Several long and anxiety filled weeks later, we finally heard news about her. Not once did I feel the pang of hope that rang through many of the others concerned about her. That was because within me, there was still something screaming about the worst case scenario, and undesirably, I was right.
It was police theory that after the argument with my friend she'd gone in search of drugs. Her problem was that she didn't have any money to pay, that she'd never had any money to pay and she was already in mass dept, to which her dealer had seemingly had enough of. The police apparently found her body battered, bruised and complete with being severely cut, all causing her death, in a dumpster somewhere just outside of town.
"We are gathered here today in remembrance of…"
I snap out of the memories I'd allowed myself to fall into. It hasn't been easy to hear and cope with this kind of thing, especially for those who were closer to her than I was. This group of people, of course, includes my friend.

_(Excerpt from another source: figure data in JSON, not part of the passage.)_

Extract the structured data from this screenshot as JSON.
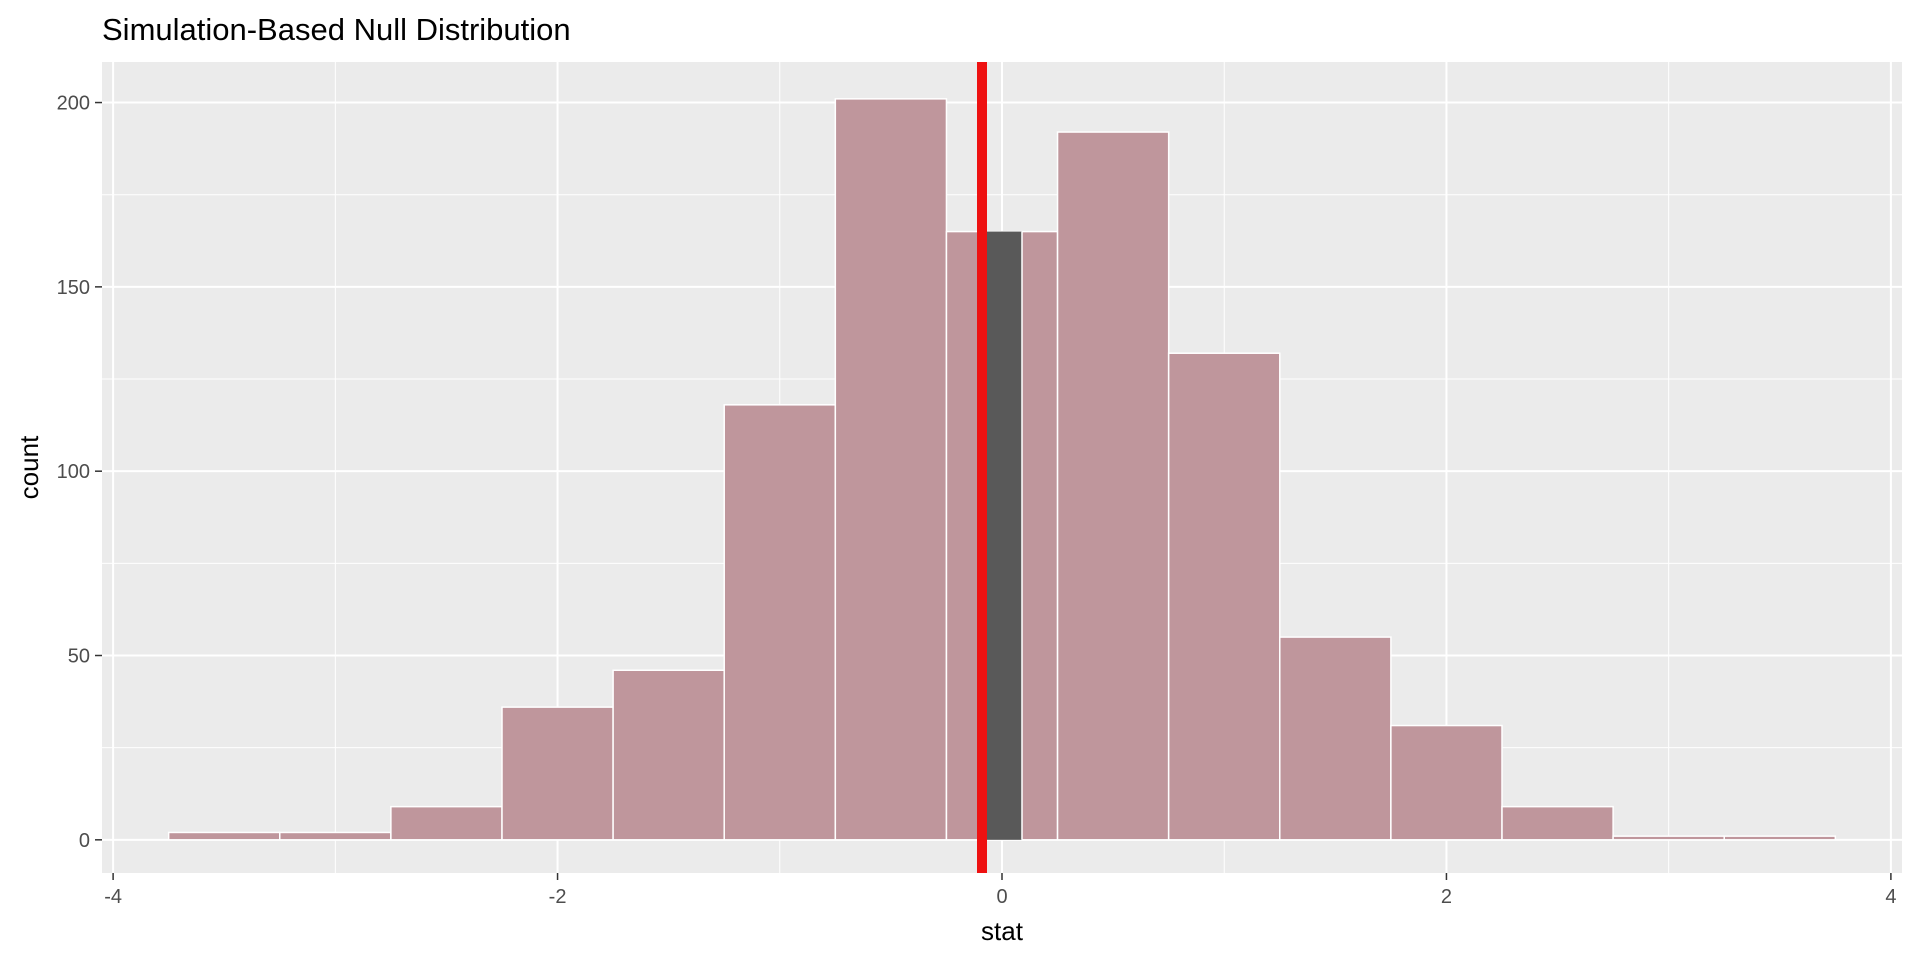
{
  "chart_data": {
    "type": "bar",
    "title": "Simulation-Based Null Distribution",
    "xlabel": "stat",
    "ylabel": "count",
    "xlim": [
      -4.05,
      4.05
    ],
    "ylim": [
      -9,
      211
    ],
    "x_ticks": [
      -4,
      -2,
      0,
      2,
      4
    ],
    "x_tick_labels": [
      "-4",
      "-2",
      "0",
      "2",
      "4"
    ],
    "y_ticks": [
      0,
      50,
      100,
      150,
      200
    ],
    "y_tick_labels": [
      "0",
      "50",
      "100",
      "150",
      "200"
    ],
    "grid": true,
    "legend": "none",
    "bin_width": 0.5,
    "bins": [
      {
        "x0": -3.75,
        "x1": -3.25,
        "count": 2
      },
      {
        "x0": -3.25,
        "x1": -2.75,
        "count": 2
      },
      {
        "x0": -2.75,
        "x1": -2.25,
        "count": 9
      },
      {
        "x0": -2.25,
        "x1": -1.75,
        "count": 36
      },
      {
        "x0": -1.75,
        "x1": -1.25,
        "count": 46
      },
      {
        "x0": -1.25,
        "x1": -0.75,
        "count": 118
      },
      {
        "x0": -0.75,
        "x1": -0.25,
        "count": 201
      },
      {
        "x0": -0.25,
        "x1": 0.25,
        "count": 165
      },
      {
        "x0": 0.25,
        "x1": 0.75,
        "count": 192
      },
      {
        "x0": 0.75,
        "x1": 1.25,
        "count": 132
      },
      {
        "x0": 1.25,
        "x1": 1.75,
        "count": 55
      },
      {
        "x0": 1.75,
        "x1": 2.25,
        "count": 31
      },
      {
        "x0": 2.25,
        "x1": 2.75,
        "count": 9
      },
      {
        "x0": 2.75,
        "x1": 3.25,
        "count": 1
      },
      {
        "x0": 3.25,
        "x1": 3.75,
        "count": 1
      }
    ],
    "observed_stat": -0.09,
    "shaded_region": {
      "from": -0.09,
      "to": 0.09
    },
    "colors": {
      "panel_background": "#ebebeb",
      "grid": "#ffffff",
      "bar_fill": "#bf969c",
      "bar_outline": "#ffffff",
      "shaded_fill": "#595959",
      "observed_line": "#ee1111"
    }
  }
}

I glance cautiously over at him, my eyes looking past him for a second to see the rest of the people all dressed in mourner's clothing. I look at the brightly coloured stain glass windows of the church, as they are holding the only light and happier mood in the whole building. Lucky them.
When my eyes finally do come to rest back on my friend's form, which held an extreme air of sadness, I see him throw me a quick look as well. Even in the rapidness of this look I could see that it was one full of sadness and lost love, but those aren't the expressions that really catch my eye. The expression that does catch my eye is one that says that he thinks that I was right. I know instantly what he thinks I was right about, too, and I can't help but look away in some form of shame.
It saddens me. I don't want to be right for once. Why did my negativity prevail over his optimism? Why couldn't he be right instead? I don't understand and maybe I never will. Whatever the reason is, it's too late to change anything now.